For a man who spends nearly every day next to a robot, Dr. Samadi gives credit where credit is due; his electronic co-worker is just another member of his dedicated surgical team. Here's his take on making room for the robot:
"Robotics are an important part of my evolving surgical career, but I didn't just jump from traditional and laparoscopic surgery to the robot. There's a seasoned transition behind the way I operate. I found a way to improve outcomes by combing proficiencies in all three surgical principal," he said.
Those surgical outcomes speak loud and clear. In Dr. Samadi's care, and with proper compliance to post-surgery follow-up, 96 percent of patients regain urinary control in 2-3 months and 85 percent are sexually potent 12-24 months after surgery.
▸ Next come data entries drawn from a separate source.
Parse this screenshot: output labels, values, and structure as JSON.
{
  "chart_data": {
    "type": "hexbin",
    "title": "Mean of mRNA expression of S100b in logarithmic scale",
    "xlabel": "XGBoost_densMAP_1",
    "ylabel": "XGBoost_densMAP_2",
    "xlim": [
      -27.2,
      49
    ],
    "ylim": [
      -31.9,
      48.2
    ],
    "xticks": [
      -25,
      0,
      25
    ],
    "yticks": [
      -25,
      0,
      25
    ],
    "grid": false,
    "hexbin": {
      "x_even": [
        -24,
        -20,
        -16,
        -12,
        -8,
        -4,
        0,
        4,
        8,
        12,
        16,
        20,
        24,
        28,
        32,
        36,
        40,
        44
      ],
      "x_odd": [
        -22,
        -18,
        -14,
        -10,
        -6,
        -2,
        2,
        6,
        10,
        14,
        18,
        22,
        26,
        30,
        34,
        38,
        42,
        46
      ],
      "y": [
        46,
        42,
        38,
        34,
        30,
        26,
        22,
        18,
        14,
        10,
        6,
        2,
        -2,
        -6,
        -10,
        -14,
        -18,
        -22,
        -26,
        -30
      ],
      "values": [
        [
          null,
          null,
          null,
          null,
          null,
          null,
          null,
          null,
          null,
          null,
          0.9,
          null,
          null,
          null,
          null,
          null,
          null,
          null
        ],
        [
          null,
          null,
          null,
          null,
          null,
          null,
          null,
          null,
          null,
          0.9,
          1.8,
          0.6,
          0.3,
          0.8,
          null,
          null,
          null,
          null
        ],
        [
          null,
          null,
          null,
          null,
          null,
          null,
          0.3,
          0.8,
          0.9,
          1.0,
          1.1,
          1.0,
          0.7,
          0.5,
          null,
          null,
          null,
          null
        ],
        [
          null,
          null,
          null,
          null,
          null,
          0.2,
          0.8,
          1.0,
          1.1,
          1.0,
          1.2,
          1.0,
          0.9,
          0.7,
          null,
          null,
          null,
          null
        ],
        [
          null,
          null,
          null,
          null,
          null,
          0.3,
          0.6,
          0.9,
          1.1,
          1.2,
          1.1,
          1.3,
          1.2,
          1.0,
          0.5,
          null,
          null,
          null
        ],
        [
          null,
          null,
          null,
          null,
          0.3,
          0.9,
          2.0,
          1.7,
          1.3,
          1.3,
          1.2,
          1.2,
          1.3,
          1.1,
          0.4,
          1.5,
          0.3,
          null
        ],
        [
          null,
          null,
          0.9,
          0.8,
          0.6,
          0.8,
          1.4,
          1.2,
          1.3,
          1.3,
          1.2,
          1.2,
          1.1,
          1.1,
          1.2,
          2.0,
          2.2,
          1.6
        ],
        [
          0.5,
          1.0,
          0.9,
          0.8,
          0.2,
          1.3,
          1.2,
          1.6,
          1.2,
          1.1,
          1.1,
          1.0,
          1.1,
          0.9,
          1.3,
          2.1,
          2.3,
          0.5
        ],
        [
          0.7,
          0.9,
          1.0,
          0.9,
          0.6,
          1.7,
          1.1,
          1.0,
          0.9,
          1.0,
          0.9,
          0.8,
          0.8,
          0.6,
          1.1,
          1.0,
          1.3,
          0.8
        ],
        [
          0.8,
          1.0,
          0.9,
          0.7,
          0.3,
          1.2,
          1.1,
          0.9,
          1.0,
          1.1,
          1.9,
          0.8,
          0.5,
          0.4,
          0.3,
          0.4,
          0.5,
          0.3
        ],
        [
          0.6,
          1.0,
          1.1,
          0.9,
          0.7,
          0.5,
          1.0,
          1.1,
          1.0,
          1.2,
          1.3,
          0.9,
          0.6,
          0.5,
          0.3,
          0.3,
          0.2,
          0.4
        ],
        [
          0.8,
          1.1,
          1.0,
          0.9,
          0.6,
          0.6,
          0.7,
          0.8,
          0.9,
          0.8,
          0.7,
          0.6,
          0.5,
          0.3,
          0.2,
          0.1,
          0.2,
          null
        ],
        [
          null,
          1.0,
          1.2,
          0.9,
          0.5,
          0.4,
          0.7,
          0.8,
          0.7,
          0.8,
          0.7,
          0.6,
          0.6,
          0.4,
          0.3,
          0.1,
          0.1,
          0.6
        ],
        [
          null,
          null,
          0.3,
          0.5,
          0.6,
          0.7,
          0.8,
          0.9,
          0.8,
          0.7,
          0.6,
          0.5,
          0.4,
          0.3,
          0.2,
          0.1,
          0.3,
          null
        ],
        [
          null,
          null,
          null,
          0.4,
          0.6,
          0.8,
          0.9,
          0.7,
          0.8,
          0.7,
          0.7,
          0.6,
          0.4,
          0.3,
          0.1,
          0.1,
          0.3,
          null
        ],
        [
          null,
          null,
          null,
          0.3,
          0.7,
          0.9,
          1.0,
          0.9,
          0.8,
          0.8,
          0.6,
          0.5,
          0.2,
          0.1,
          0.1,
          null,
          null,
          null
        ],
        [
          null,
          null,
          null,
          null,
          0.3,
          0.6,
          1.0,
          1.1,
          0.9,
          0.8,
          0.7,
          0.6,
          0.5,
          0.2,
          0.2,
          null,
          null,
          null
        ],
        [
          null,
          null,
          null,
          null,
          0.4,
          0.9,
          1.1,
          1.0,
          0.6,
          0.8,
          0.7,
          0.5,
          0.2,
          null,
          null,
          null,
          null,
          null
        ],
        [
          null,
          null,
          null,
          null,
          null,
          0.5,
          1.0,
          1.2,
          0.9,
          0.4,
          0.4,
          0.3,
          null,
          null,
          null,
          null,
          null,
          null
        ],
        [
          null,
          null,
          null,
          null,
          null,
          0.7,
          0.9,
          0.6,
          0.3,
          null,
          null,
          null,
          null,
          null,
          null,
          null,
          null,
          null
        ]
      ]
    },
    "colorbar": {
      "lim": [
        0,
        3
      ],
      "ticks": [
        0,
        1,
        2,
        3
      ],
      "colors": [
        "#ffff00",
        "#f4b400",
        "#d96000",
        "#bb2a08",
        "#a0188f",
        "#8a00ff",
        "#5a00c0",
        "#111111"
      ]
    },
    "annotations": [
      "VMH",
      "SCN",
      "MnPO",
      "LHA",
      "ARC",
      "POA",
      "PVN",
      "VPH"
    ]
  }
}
But how exactly does he do it? While some might think it's as simple as saddling up to the highly regarded da Vinci robot, Dr. Samadi says that's far from the answer.
"If my only responsibility was to remove the cancerous prostate, my job would be much easier," he acknowledges, "But patients deserve much more than that. It was paramount that I find a way to remove the prostate gland without damaging functions critical to a comfortable and enjoyable life after recovery."
SMART Surgery Explained
In essence, Dr. Samadi's SMART (Samadi Modified Advanced Robotic Technique) robotic prostatectomy surgery accomplishes more by doing less.
Unlike traditional prostate removal surgery that approaches the prostate from the outside in, SMART surgery accesses the prostate from the inside out. Without cutting or damaging three critical areas -- the endo pelvic fascia, the neurovascular bundles, and the urinary sphincter -- Dr. Samadi optimizes post-surgery sexual function and urinary continence.
Further, the dorsal vein complex is left unstitched until the end of the procedure, allowing Dr. Samadi to control the length of the urethra and minimize leaking after surgery. He uses only cold scissors and clips, never highly nerve-damaging cautery, and every surgery from open to close is completely in his hands.
Of course, the robot enhances each of these steps. Improved visibility, less blood loss, and greater dexterity all come from the precision of robotics. But as much as we love technology, patients still want to know: What happens if the robot breaks?
That's where Dr. Samadi's 3-in-1 expertise comes full circle. He cautions, "Robotic surgeons are becoming more widely available, but patients need to ask hard-hitting questions. Is your robotic surgeon experienced in traditional oncologic surgery or are they simply a newly-trained robotic technician?"
The answer for Dr. Samadi is perfectly clear to the more than 4,000 men and families for whom he's helped make prostate cancer a distant memory.
Dr. Samadi leaves men with these encouragements, "Choose treatment wisely, but choose your surgeon even more wisely. And don't hesitate to take advantage of ED tools such as oral medication or penile injections after surgery. You may only need them for a short time, but they'll get you back on track faster. Patients have to play an active role in their recovery from diagnosis to a happy, healthy life after surgery."